I was more embarrassed than I’d ever been, but the saving grace was that the pleasure of her soothing touch had allowed my pain stricken mind a brief moment’s respite from the throbbing pain of my severed finger.

I heard several gasps and looked away from my manhood to soak in my surroundings.

Emergency lights still dimly lighted the hallway, and the alarm was still piercing my eardrums, but in addition to this cacophony, a crowd of startled neighbors, none of whom I recognized, had surrounded the two of us.

It seemed as though everyone around us was ignoring the prospect of a fire in the building since it was far more alarming to consider the fact that, apparently, one of the local street junkies had somehow entered the secured building and attempted to rape the poor new girl from room four oh six! I blushed, and continued to lie there, naked.

***

I don’t remember a whole lot about the next four hours.
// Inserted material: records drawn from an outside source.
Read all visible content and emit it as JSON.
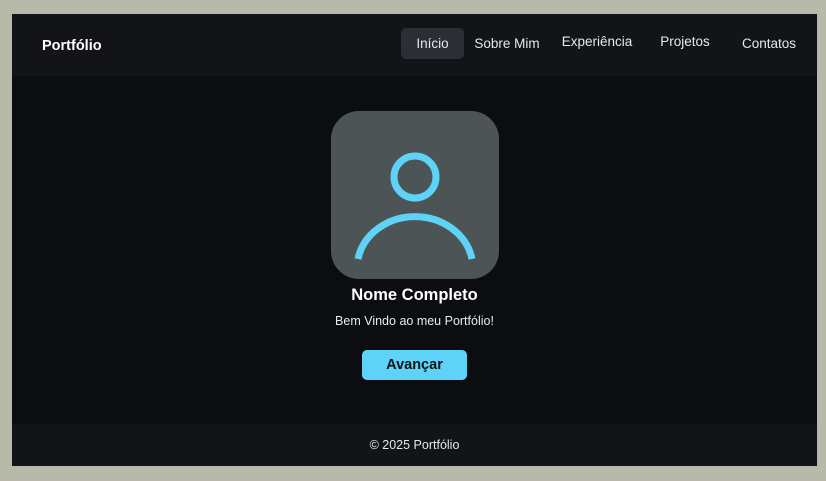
{
  "header": {
    "brand": "Portfólio",
    "nav": [
      {
        "label": "Início",
        "active": true
      },
      {
        "label": "Sobre Mim",
        "active": false
      },
      {
        "label": "Experiência",
        "active": false
      },
      {
        "label": "Projetos",
        "active": false
      },
      {
        "label": "Contatos",
        "active": false
      }
    ]
  },
  "hero": {
    "avatar_icon": "user-icon",
    "name": "Nome Completo",
    "tagline": "Bem Vindo ao meu Portfólio!",
    "cta_label": "Avançar"
  },
  "footer": {
    "text": "© 2025 Portfólio"
  },
  "colors": {
    "accent": "#5ed3f7",
    "background": "#0b0d10",
    "header_bg": "#121418",
    "avatar_bg": "#4c5456",
    "active_nav_bg": "#2b2f35",
    "page_border": "#b9b9a9"
  }
}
I’m told that one of the neighbors called the police to report an apparent burglary/rape attempt in the building, and the responding officer in turn called for an ambulance to take the rape suspect to the hospital to deal with some sort of hand wound.

The ambulance ride took practically no time, since I apparently live less than four blocks from the nearest hospital – even in the cold, with wet hair, bare feet, and a severed finger, I could have walked there.
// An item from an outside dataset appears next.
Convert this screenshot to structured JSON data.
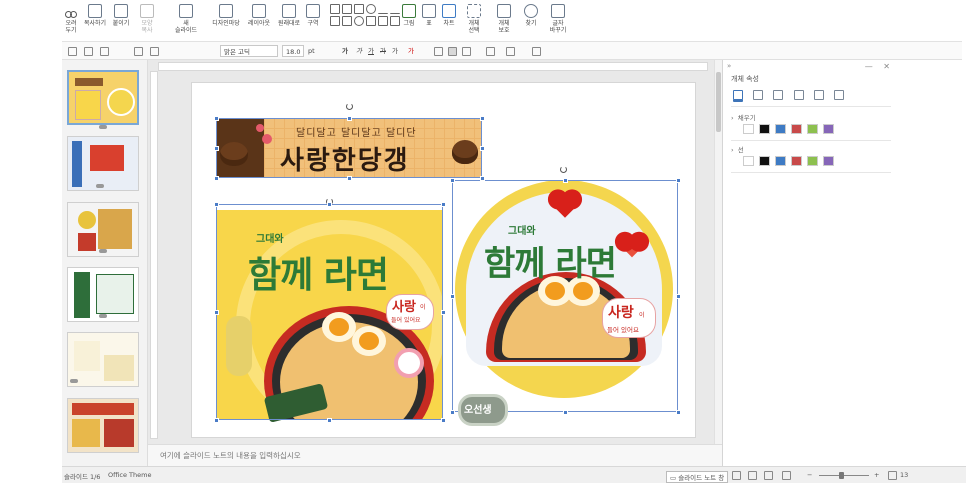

I awoke hours later from the anesthesia to the sight of a police officer, a doctor, and my new, hot neighbor, standing over my hospital bed.

The doctor beamed from ear to ear as he explained to me that a crew of doctors and nurses had worked for four straight hours to successfully reattach my fingertip, and it would be good as new within a year. Then he shook my left hand, and left the room.

The officer looked angry, and was holding a clipboard and tapping a pen against it. He did not smile as he informed me that he had to take one more statement, but then he’d return for my statement.

And new, hot neighbor? Well, I couldn’t tell what she was thinking, but I found her cute, worried expression to be just as attractive as her smile. Whatever it was that she was thinking, it didn’t really matter to me, because I was now healthy, of sound mind, and alone in a room with her.

I proudly reflected on the sheer, good fortune that the universe had given me, and it seemed as if it was all because I’d decided to improve upon my ambidexterity. I quickly canceled my earlier prayer to god for a time machine, and resigned from my office as king of the handicapped and dispossessed – I didn’t belong with those fools.

My arrogant mind decided that it was official: not only was I not a fool; I was actually a genius, a mastermind if you will.

After all, I had engineered the perfect chance encounter with my new, hot neighbor, and now that it had arrived, I knew that I wasn’t going to squander this chance!

So I did what any rational man in my position would do, I put forth my left hand, I introduced myself, and I invited her to come over to my apartment later that week for some zucchini and rice.